PAK3 (p21-activated kinase 2, beta-PAK) is one of three members of Group I PAK family of evolutionary conserved serine/threonine kinases. PAK3 is preferentially expressed in neuronal cells  and involved in synapse formation and plasticity and mental retardation.

Discovery 
PAK3 was initially cloned from a murine fibroblast cDNA library and from a murine embryo cDNA library. Like other group I PAKs, PAK3 is stimulated by activated Cdc42 and Rac1.

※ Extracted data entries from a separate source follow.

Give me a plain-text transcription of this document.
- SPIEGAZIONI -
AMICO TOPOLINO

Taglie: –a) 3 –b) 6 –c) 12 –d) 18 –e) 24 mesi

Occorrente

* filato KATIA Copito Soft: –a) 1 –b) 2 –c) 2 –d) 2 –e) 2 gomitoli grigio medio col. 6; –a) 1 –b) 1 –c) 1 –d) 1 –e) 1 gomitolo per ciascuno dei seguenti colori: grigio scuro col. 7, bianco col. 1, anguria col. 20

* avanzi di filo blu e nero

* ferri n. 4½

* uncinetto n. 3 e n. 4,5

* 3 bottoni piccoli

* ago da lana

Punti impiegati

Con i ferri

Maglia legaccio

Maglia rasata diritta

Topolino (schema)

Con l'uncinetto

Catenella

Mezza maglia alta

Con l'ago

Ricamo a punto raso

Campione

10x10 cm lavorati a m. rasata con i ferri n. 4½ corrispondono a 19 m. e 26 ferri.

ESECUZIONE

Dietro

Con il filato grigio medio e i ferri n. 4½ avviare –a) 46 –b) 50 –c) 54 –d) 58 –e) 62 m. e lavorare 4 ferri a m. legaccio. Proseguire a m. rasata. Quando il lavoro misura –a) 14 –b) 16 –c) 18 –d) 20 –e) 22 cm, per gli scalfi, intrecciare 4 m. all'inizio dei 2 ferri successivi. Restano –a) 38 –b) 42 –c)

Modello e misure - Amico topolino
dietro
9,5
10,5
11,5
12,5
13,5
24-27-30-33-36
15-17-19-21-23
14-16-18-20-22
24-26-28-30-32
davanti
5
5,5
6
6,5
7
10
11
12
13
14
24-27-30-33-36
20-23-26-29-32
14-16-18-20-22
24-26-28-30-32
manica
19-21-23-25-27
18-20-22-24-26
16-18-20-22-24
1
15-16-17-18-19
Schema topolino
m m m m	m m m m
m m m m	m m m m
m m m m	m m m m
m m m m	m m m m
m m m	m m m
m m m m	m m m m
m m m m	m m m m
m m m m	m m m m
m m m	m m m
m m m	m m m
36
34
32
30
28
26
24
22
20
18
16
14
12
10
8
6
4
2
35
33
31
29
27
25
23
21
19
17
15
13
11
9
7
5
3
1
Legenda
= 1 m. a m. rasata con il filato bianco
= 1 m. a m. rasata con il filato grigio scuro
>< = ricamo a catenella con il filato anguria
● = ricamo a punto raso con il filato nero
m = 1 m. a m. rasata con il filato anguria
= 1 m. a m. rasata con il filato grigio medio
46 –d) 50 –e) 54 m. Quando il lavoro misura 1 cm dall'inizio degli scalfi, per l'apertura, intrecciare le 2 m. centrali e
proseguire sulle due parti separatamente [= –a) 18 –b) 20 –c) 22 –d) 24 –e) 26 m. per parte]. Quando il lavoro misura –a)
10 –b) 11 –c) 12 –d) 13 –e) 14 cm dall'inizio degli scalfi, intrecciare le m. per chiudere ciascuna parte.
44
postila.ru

Gene and spliced variants 
The human PAK3 gene, the longest group I family member, is 283-kb long. The PAK3 gene is composed of 22 exons of which 6 exons are for 5’-UTR and generates 13 alternative spliced transcripts. Among PAK3 transcripts, 11 transcripts are for coding proteins ranging from 181- to 580-amino acids long, while remaining two transcripts are non-coding RNAs. The murine PAK3 gene contains 10 transcripts, coding six proteins from 544 amino acids and 559 amino acids long, and four smaller polypeptides from 23 to 366 amino acids.

Protein domains 
Similar to PAK1, PAK2 contains a p21-binding domain (PBD) and an auto-inhibitory domain (AID) and exists in an inactive conformation.

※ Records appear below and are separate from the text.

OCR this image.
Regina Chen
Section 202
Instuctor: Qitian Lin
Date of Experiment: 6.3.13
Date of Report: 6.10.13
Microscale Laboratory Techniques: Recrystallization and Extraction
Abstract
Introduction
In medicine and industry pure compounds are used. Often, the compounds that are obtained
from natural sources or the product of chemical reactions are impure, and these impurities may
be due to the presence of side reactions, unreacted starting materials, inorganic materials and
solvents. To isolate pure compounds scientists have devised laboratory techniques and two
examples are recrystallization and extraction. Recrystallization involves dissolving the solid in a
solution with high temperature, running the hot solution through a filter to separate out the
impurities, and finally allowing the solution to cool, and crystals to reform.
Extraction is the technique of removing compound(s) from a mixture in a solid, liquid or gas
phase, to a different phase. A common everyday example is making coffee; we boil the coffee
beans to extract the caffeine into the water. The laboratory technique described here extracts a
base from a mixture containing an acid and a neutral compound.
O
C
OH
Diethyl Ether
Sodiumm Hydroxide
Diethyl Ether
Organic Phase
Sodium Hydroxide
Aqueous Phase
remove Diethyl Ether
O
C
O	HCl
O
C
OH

Activators and inhibitors 
PAK3 activity is stimulated by Dbl, Cdc42 and Cool-2, and by AP1 transcription factor. Stimulation of PAK3 activity by upstream stimulators such as Dbl or Cdc42 is inhibited by p50 (Cool-1) PAK3 activity is inhibited by FRAX597, a PAN inhibitor of PAKs.

Functions 
PAK3 is overexpressed in neuroendocrine/carcinoids tumors. PAK3 has been shown to be important for synapse formation and plasticity, and contribute to mental retardation. Further, every mutations in the PAK3 gene have been associated with nonsyndromic X-linked mental retardation.